Murphy's wife, Catherine, was in Colombia, prepared to give alibi evidence on behalf of one of the so-called Colombia Three, Jim Monaghan, while the most prominent campaigner for thetrio, the personable Caitriona Ruane, is on her first election outing on the SF ticket in South Down.

With such impeccable credentials, Murphy has the tone and manner of a man going places, albeit with a touch of that Stepford Wife detachment, typified by prominent Sinn Féin types like Mitchel McLoughlin.

In the company of Martin Ferris, Murphy relaxes. Asked if Ferris was tempted to get a helicopter from Kerry, the two of them crack up amid memories of involuntary helicopter lifts - when, says Murphy, "they put a coat over your head and 40 boots up your ass".

Down at the farmers' mart, overlooked by what they call the British army "spy tower" on Camlough mountain, army helicopters clatter noisily over to Bessbrook. The talk is of cattle exports and continuing dawn raids on nationalists and doors being kicked in.

Murphy acknowledges that people are frustrated - "we're frustrated ourselves" - but denies that old Republicans are disillusioned and are leaching away, and keeps his spirits up by trusting no poll or census figures.

The canvass through the heartland, with hard-working SF councillor Colman Burns, is tame, raising a few queries about planning, roads and farming issues. No one mentions the war. Murphy makes a point of asking people if their photo ID (now being rigorously enforced for elections in the North) is in order.

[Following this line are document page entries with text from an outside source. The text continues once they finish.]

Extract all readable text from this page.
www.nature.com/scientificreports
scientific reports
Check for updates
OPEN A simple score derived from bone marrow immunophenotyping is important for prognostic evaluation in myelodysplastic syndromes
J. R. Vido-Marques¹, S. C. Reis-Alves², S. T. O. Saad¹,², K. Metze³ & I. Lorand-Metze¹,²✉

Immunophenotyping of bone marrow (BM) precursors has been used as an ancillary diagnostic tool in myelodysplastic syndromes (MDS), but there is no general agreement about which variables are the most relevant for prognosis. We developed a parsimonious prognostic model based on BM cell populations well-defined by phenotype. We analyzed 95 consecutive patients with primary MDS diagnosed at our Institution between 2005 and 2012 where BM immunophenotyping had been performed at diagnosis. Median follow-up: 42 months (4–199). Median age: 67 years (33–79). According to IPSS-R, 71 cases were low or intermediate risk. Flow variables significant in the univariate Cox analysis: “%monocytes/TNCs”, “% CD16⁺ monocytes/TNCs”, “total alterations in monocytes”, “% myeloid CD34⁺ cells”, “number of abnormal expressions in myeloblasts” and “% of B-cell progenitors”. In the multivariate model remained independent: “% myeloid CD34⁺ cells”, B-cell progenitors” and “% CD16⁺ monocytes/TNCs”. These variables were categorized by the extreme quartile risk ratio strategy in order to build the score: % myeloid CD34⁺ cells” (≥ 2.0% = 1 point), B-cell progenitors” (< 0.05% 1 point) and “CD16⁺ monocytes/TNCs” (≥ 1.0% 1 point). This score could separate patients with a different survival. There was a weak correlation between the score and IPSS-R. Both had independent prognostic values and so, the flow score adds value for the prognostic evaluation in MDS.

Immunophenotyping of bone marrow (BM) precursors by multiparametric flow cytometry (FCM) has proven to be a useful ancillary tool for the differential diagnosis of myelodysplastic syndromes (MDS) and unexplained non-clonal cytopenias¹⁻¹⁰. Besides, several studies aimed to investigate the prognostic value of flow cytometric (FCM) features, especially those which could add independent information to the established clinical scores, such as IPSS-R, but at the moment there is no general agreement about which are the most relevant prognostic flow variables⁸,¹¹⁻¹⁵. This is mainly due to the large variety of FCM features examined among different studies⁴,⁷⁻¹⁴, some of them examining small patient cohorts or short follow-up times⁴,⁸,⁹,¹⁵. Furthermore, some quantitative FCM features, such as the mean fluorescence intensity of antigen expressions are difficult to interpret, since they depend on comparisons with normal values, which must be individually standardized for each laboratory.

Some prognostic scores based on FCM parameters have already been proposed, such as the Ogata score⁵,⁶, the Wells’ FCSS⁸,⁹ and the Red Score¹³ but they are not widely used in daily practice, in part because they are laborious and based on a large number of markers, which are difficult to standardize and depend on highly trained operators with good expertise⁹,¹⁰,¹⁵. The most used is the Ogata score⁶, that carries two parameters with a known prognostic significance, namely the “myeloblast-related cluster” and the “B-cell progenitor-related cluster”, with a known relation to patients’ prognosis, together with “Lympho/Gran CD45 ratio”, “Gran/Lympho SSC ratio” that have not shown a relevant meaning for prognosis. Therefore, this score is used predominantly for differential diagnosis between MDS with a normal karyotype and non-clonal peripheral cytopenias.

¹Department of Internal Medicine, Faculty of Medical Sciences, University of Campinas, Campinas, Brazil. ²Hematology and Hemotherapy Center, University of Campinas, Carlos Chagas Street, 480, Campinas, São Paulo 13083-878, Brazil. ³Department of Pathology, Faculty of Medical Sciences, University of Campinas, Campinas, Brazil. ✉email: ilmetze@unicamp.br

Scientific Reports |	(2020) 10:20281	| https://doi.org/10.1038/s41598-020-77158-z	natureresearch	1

For all but the darkest-minded, a dull, tame Northern Ireland, focused on bread-and-butter issues like roads, water rates, farming and health matters (just like the South) is a prospect to cherish.

The fading out of a string of big players - Mallon, Hume, Rodgers and an ageing Paisley; the slow eclipse of the savage contrasts - even Larne locals are voicing concerns about the effect of the flags and murals on potential tourists - and the fact that the politicians are being left to fight their own battles without dramatic, midnight calls from the President of the United States, all signal that Northern politics threaten to become humdrum. Left here long enough, you might begin to think of this as little more than a trumped-up council election. Which leaves the media with a problem.